A Survey of Deep Learning Methods in Protein Bioinformatics and its Impact on Protein Design
Weihang Dai
TL;DR
The paper surveys how deep learning methods are applied across three core areas of protein bioinformatics: structural prediction, functional prediction, and protein design. It highlights milestones such as AlphaFold2's end-to-end structure prediction and surveys a range of architectures from Transformers to Graph Neural Networks, examining both sequence- and structure-based approaches. It discusses the progress, challenges, and opportunities in translating advances in structure and function prediction into robust, design-focused capabilities, including evaluation hurdles and the need for rapid experimental validation. Overall, the work frames DL as a key driver in protein science with significant potential for drug design, disease understanding, and bioengineering, while recognizing that protein design remains the most demanding of the three problem classes and ripe for future breakthroughs.
Abstract
Proteins are sequences of amino acids that serve as the basic building blocks of living organisms. Despite rapidly growing databases documenting structural and functional information for various protein sequences, our understanding of proteins remains limited because of the large possible sequence space and the complex inter- and intra-molecular forces. Deep learning, which is characterized by its ability to learn relevant features directly from large datasets, has demonstrated remarkable performance in fields such as computer vision and natural language processing.
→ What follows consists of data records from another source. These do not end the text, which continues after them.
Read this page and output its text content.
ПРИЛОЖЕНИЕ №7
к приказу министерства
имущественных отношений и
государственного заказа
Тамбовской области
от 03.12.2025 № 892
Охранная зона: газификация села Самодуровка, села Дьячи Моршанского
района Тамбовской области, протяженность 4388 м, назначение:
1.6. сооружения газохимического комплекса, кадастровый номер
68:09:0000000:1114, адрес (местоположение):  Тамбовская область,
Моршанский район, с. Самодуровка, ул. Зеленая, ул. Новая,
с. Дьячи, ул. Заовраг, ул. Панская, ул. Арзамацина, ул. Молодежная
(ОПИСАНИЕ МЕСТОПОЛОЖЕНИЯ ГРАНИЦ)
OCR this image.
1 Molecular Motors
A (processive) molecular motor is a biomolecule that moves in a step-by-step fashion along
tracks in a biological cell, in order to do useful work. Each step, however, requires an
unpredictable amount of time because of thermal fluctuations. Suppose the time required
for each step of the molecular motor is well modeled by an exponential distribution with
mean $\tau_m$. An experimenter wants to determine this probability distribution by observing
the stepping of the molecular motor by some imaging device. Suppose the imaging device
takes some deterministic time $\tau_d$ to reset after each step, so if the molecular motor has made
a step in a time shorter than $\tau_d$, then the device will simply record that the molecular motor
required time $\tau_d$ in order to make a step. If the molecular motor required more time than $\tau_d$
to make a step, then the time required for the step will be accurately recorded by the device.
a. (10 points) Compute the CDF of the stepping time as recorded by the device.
It has also been increasingly applied in recent years to the data-rich domain of protein sequences with great success, most notably with Alphafold2's breakout performance in the protein structure prediction. The performance improvements achieved by deep learning unlocks new possibilities in the field of protein bioinformatics, including protein design, one of the most difficult but useful tasks. In this paper, we broadly categorize problems in protein bioinformatics into three main categories: 1) structural prediction, 2) functional prediction, and 3) protein design, and review the progress achieved from using deep learning methodologies in each of them. We expand on the main challenges of the protein design problem and highlight how advances in structural and functional prediction have directly contributed to design tasks. Finally, we conclude by identifying important topics and future research directions.